Syria’s army command notified officers on Sunday that Assad’s regime had ended, Reuters is reporting. But the Syrian army later said it was continuing operations against “terrorist groups” in the key cities of Hama and Homs and in Deraa countryside.
Assad, who has ruled the country for nearly 25 years, has reportedly left Damascus by plane for an unknown destination.
US president-elect Donald Trump said on Sunday that Assad had “fled his country” after losing the backing of Russia. “Assad is gone,” he said on his Truth Social platform. “His protector, Russia, Russia, Russia, led by Vladimir Putin, was not interested in protecting him any longer.”
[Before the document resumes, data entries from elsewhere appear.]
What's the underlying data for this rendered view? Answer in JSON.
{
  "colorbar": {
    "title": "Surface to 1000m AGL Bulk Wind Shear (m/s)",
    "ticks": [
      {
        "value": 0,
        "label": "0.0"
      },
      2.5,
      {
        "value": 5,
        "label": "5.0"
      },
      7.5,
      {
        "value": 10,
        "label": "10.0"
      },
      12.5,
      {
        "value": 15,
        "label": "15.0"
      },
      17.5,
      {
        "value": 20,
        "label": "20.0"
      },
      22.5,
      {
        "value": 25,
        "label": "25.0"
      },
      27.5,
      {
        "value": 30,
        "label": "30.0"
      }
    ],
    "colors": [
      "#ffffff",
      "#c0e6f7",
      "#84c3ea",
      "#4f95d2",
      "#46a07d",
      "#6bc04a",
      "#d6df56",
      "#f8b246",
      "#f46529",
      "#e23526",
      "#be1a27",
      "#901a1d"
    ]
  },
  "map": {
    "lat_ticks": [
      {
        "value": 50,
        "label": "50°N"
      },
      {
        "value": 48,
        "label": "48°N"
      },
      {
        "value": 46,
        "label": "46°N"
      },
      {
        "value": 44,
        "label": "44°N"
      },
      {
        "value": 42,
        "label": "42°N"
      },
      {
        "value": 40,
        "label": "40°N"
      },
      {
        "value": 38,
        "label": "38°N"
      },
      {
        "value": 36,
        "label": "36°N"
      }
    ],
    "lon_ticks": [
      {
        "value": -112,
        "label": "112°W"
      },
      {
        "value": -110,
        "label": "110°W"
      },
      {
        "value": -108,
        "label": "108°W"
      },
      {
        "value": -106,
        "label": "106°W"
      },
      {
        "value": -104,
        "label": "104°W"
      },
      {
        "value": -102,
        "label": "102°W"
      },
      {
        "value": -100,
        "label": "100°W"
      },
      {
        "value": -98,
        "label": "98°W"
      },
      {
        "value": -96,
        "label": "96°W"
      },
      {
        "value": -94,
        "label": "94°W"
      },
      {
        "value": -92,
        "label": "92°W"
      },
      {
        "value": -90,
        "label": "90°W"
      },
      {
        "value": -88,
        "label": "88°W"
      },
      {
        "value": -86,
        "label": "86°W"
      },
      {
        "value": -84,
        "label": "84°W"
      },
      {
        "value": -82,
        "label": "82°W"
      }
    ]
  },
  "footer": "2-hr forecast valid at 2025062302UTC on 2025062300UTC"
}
Outgoing US President Joe Biden and his team were monitoring the “extraordinary events in Syria” and were in touch with regional partners, the White House said.
As armed rebels swept cities across the country, they flung open detention facilities where rights groups estimated that at least 100,000 people were considered missing or forcibly disappeared since 2011 at the hands of the state. This included the Sednaya military prison, a facility notorious as the site of particularly brutal and humiliating methods of torture.
Iraq has reportedly evacuated its embassy in Syria and moved staff to Lebanon, hours after rebels overthrew Assad and took control of the capital. Reasons behind the evacuation were not made public.